It Was a Tax Hike for the Rich, Not a Tax Cut
A lot of people claim that the 2003 tax bill was a "tax break for the rich," including Paul Krugman of the NY Times. (Do an advanced Google search for Paul Krugman and the phrase "tax cuts for the rich" and you'll get 29,000 hits. Do it for George Bush and you'll get 182,000 matches.)
Not true, according to several recent studies released by the government, and reported in today's WSJ:
According to the IRS annual study of income tax data, just released for 2004:
- Americans who earned more than $1 million in adjusted gross income paid $178 billion, or an average of $740,000 per filer, in income taxes in 2004.

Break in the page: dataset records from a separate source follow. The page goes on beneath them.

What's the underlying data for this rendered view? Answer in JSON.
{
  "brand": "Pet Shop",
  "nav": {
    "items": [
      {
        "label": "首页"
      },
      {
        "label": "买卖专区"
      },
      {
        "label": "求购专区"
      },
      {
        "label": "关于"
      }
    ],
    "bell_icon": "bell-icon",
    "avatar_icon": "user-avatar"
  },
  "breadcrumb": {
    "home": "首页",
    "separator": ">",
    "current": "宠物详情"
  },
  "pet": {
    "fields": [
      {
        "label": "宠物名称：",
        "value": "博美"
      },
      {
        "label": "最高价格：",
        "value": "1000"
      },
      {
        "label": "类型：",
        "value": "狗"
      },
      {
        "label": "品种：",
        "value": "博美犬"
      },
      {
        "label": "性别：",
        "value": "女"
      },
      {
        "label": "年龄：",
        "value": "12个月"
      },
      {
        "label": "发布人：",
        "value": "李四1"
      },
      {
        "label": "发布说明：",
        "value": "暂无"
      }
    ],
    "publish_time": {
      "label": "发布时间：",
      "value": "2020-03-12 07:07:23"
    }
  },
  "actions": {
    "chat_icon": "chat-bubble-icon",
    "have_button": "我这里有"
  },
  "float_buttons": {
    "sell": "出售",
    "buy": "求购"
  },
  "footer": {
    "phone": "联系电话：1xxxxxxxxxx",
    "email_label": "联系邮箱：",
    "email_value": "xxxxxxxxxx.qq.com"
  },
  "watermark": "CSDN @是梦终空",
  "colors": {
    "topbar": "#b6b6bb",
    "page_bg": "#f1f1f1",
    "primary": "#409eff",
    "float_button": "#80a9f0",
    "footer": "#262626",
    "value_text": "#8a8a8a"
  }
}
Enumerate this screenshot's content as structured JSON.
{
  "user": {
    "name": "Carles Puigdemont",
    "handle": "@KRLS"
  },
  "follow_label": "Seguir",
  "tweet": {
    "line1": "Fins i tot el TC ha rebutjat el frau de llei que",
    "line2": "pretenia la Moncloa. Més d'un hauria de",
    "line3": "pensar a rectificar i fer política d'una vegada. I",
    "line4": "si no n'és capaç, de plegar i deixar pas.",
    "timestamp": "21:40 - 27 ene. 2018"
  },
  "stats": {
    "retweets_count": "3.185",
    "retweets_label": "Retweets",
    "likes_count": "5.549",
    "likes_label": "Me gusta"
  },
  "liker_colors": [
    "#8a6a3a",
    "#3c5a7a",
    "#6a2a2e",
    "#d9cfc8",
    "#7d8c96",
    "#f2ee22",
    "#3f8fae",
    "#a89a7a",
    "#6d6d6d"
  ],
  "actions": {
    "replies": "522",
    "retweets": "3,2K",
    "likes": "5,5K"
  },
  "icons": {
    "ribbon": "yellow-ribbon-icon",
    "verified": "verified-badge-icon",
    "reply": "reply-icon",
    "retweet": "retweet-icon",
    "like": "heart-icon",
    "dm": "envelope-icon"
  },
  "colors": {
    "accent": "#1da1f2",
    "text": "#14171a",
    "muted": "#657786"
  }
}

- That's a 33% increase in taxes for that group since 2002, the year before the 2003 tax cuts in marginal income-tax and dividend and capital gains rates.
- The wealthiest 1% paid almost 37% percent of all individual income-tax payments in 2004, up from 34.27% in 2003.
Bottom Line: It wasn't a "tax cut," it was a tax increase in revenues. And it wasn't a "tax cut for the rich," it was a "tax hike for the rich." Tax revenues are at an all-time high, and "the rich" are paying more than ever, what's to complain about?
1 Comments:
The tax-hikers aren't concerned with anything as coolly utilitarian as increasing revenues: they wish to make other people suffer even if it conflicts with the ostensible reason to impose taxes. "But it's not fair!" they shriek, despite there being not a whit of fairness in the whole history of humankind. Such people are a menace.